Article Presentation

The format of articles in JEP has changed with this issue, and the change is generally for the better. The old format, exemplified by A Model for Cost Allocation and Pricing in the Internet, suffered from text overload — that wall-to-wall text effect again — and lack of contrast (black type on gray background). Those problems have been addressed in the new format, with narrower columns and black text on a white background. Even narrower columns and a larger point size would make online reading easier, but those changes would consume much more paper for those who print out articles. One solution would be for JEP to offer an additional version of each article designed to be printed out, like Synapse does.

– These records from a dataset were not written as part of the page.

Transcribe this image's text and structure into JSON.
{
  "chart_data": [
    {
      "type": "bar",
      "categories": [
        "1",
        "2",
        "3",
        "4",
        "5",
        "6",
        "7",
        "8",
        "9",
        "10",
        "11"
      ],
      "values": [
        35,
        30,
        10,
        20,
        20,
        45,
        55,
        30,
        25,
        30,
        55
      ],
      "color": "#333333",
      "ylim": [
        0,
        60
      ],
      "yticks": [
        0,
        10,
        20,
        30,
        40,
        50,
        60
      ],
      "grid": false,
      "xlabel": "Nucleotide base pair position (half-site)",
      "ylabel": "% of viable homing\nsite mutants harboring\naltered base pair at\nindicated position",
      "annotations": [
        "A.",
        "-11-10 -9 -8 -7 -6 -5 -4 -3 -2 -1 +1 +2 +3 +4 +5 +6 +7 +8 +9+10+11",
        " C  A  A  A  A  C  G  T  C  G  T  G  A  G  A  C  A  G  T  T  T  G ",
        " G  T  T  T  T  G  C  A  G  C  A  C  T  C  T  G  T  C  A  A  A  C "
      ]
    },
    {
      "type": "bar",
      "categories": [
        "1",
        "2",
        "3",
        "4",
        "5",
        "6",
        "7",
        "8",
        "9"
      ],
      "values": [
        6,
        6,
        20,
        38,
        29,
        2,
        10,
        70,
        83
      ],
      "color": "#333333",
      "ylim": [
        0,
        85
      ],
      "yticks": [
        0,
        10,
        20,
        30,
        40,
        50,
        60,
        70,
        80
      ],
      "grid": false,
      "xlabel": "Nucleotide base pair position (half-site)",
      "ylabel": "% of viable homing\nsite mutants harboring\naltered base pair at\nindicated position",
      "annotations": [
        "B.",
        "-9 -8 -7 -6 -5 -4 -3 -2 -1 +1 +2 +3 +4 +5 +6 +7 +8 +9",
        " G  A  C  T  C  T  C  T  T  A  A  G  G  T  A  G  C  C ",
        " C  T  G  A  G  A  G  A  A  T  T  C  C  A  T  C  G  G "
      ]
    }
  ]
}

One area the old format excelled in was the use of references and notes. The references not only provided hyperlinks for online readers but also offered quick reference for those who printed articles and read them offline. That's important, because unless articles include strong interactive or multimedia components, more readers are likely to print out articles and read them on paper than read them on screen. As Jakob Nielsen points out, "Reading from computer screens is about 25% slower than reading from paper," because a computer screen has only about one-tenth the resolution of even an inexpensive inkjet printer — and less than one one-hundredth the resolution of a magazine page.[6]

Another good feature of the old JEP format was the inclusion of an abstract at the top of articles. Abstracts help the visitor decide quickly whether an article is worth reading (or printing for offline reading). The use of subheads in both old and new formats is good. As Nielsen notes, "Skimming instead of reading is a fact of the Web and has been confirmed by countless usability studies." [7] Subheads make such skimming easy, as would the addition of a list of hypertext subheads at the top of each article to help visitors zip right to what they're looking for.

It also would be helpful to include a listing of all links that appear in a piece at the end of each article. Doing so makes it easier for readers to digest the text in one gulp if they are so inclined, then pursue external links later. It's also a courtesy to those who will read the piece offline and want to follow up on one of the hyperlinks without necessarily having to track down the original journal article.